Les efforts de l'Arabie saoudite pour servir de médiateur dans l'escalade du conflit au Yémen ont subi un revers mercredi, le chef du Conseil de transition du Sud (CTS), un groupe séparatiste qui cherche à obtenir l'indépendance du sud du Yémen, ayant refusé de participer aux pourparlers à Riyad, ce qui a creusé le fossé entre l'Arabie saoudite et les Émirats arabes unis, principal soutien du CTS. La délégation du CTS, composée de plus de 50 personnes, a affirmé avoir été arbitrairement détenue à son arrivée dans la capitale saoudienne et emmenée dans un lieu tenu secret, selon une déclaration publiée par le conseil.
La détention présumée de la délégation du CTS complique davantage les tentatives de l'Arabie saoudite de reprendre de l'influence au Yémen, où les séparatistes soutenus par les ÉAU se disputent le contrôle de la région sud. Les responsables saoudiens et le Centre de communication internationale du gouvernement saoudien n'ont pas répondu aux demandes de commentaires concernant les allégations du CTS ou le lieu où se trouve la délégation.
Le conflit au Yémen trouve ses racines dans les suites des soulèvements du Printemps arabe, qui ont créé un vide de pouvoir que les rebelles houthis ont exploité, en prenant le contrôle de la capitale, Sanaa, en 2014. Une coalition dirigée par l'Arabie saoudite, comprenant les ÉAU, est intervenue en 2015 pour rétablir le gouvernement internationalement reconnu du président Abdrabbuh Mansur Hadi. Cependant, l'alliance s'est depuis fracturée, l'Arabie saoudite et les ÉAU soutenant des factions opposées. Le CTS, qui prône l'indépendance du Yémen du Sud, une nation qui a existé jusqu'à son unification avec le nord en 1990, est devenu un acteur clé dans la lutte pour le pouvoir.
Le soutien des ÉAU au CTS, bien qu'ils fassent partie de la coalition dirigée par l'Arabie saoudite, met en évidence les intérêts divergents au sein de l'alliance.

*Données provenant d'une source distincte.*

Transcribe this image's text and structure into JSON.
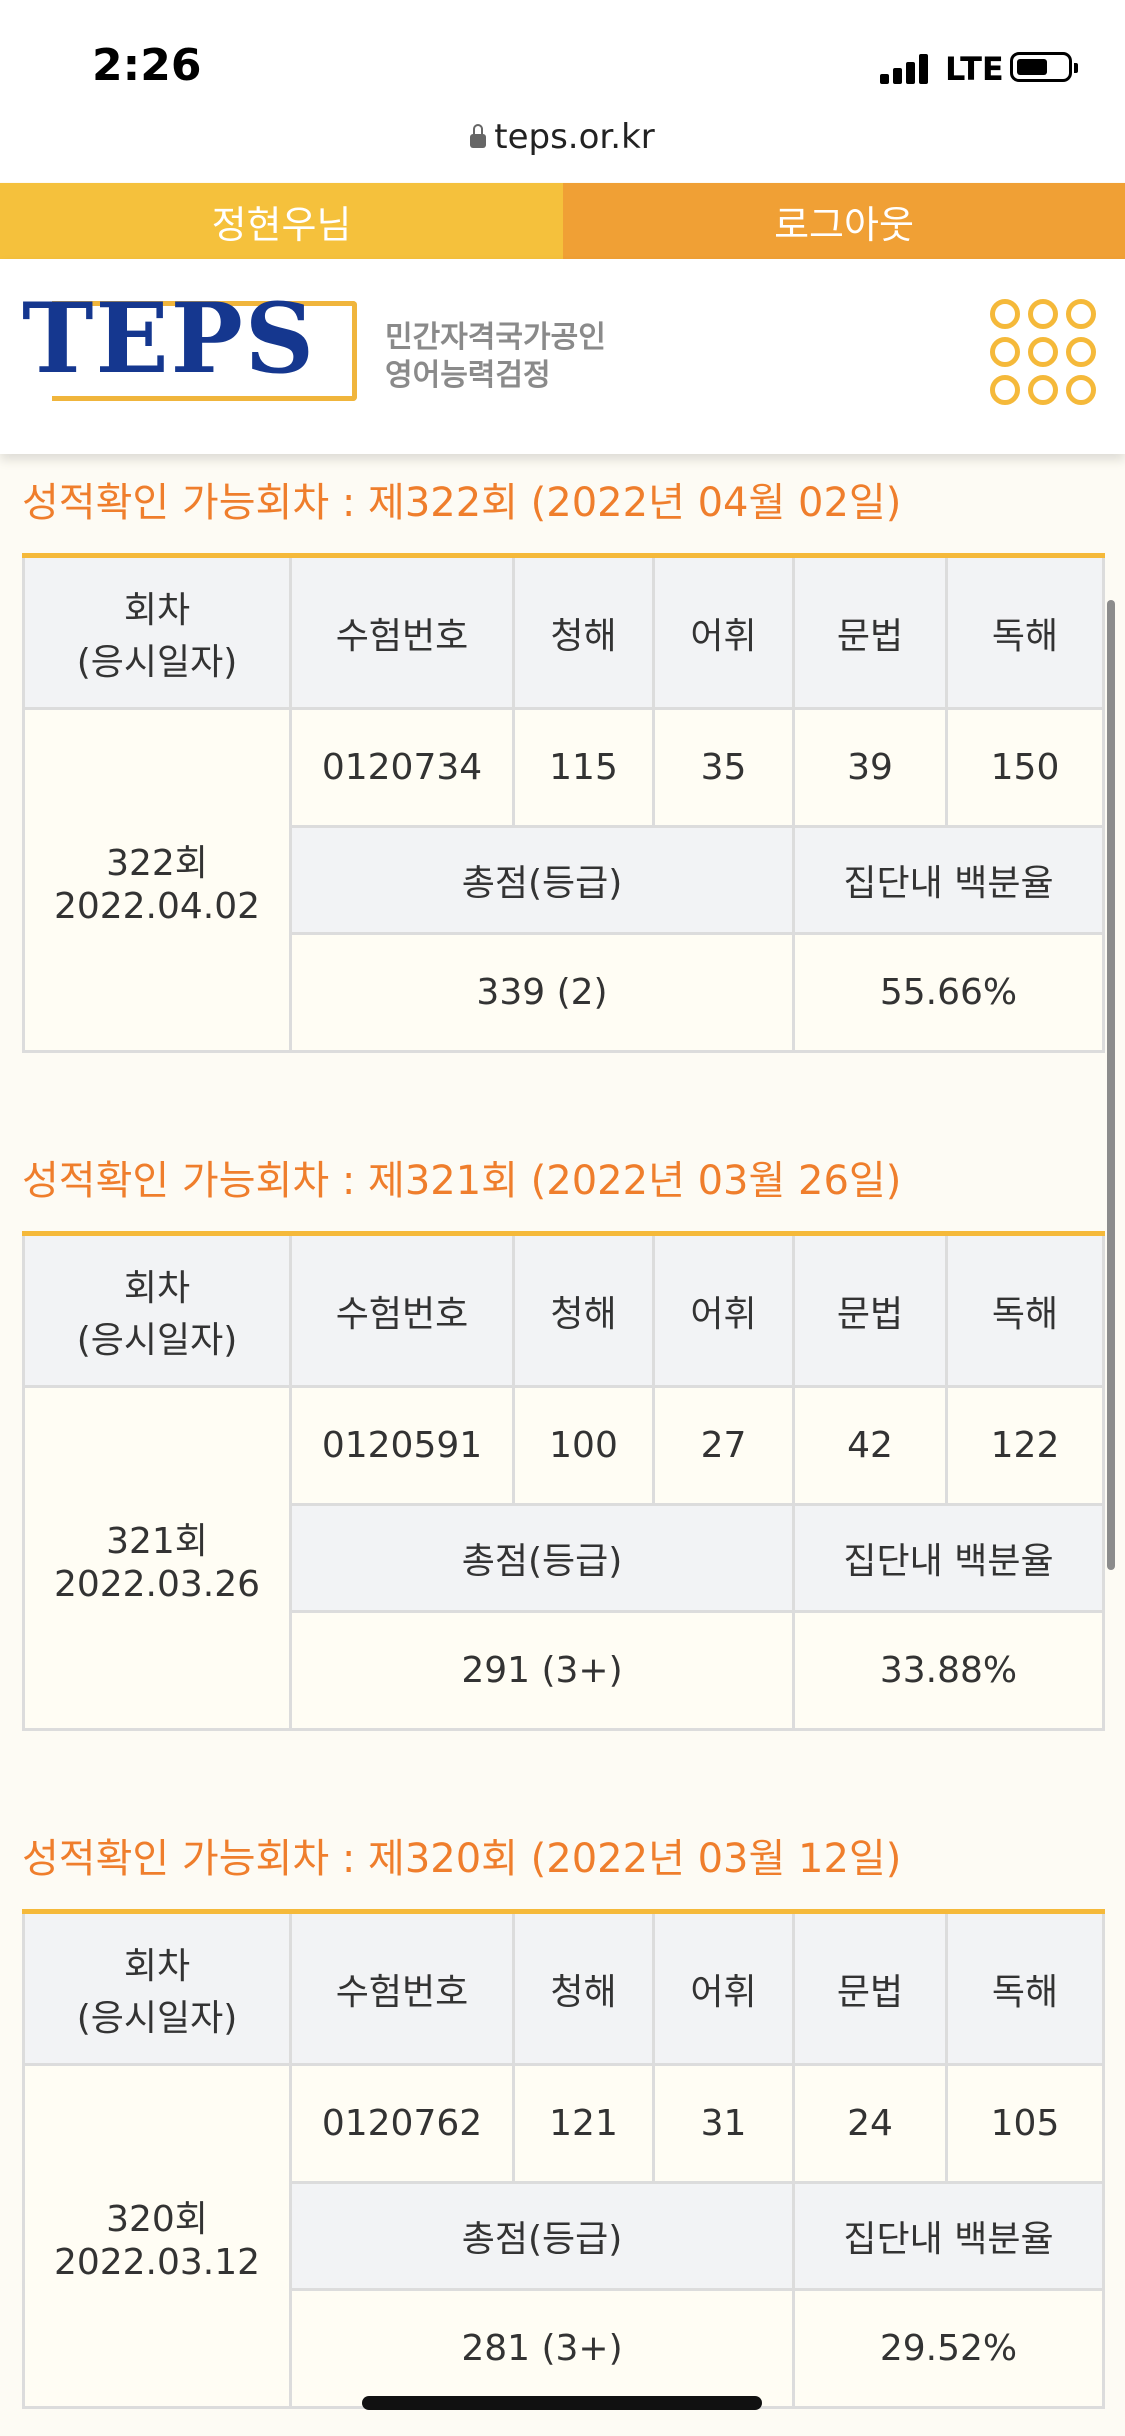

Alors que les deux pays visaient initialement à contrer l'influence des Houthis, les ÉAU se sont de plus en plus concentrés sur la défense de leurs propres intérêts stratégiques dans la région, notamment le contrôle des principaux ports et des routes maritimes. Cette divergence a conduit à des affrontements entre les forces soutenues par l'Arabie saoudite et celles soutenues par les ÉAU dans le sud du Yémen, déstabilisant davantage le pays.
Le refus du chef du CTS de participer aux pourparlers et la détention présumée de la délégation soulignent la profonde méfiance et l'animosité entre les séparatistes et le gouvernement saoudien. Les événements de mercredi ont coïncidé avec des changements d'allégeance sur le terrain à Aden, la capitale du sud du Yémen, où des combattants auparavant fidèles aux séparatistes auraient changé de camp pour soutenir le gouvernement yéménite soutenu par l'Arabie saoudite. L'avenir des efforts de médiation menés par l'Arabie saoudite reste incertain, et l'aggravation du conflit entre l'Arabie saoudite et les ÉAU menace de prolonger davantage le conflit et d'exacerber la crise humanitaire au Yémen, qui est déjà l'une des pires au monde.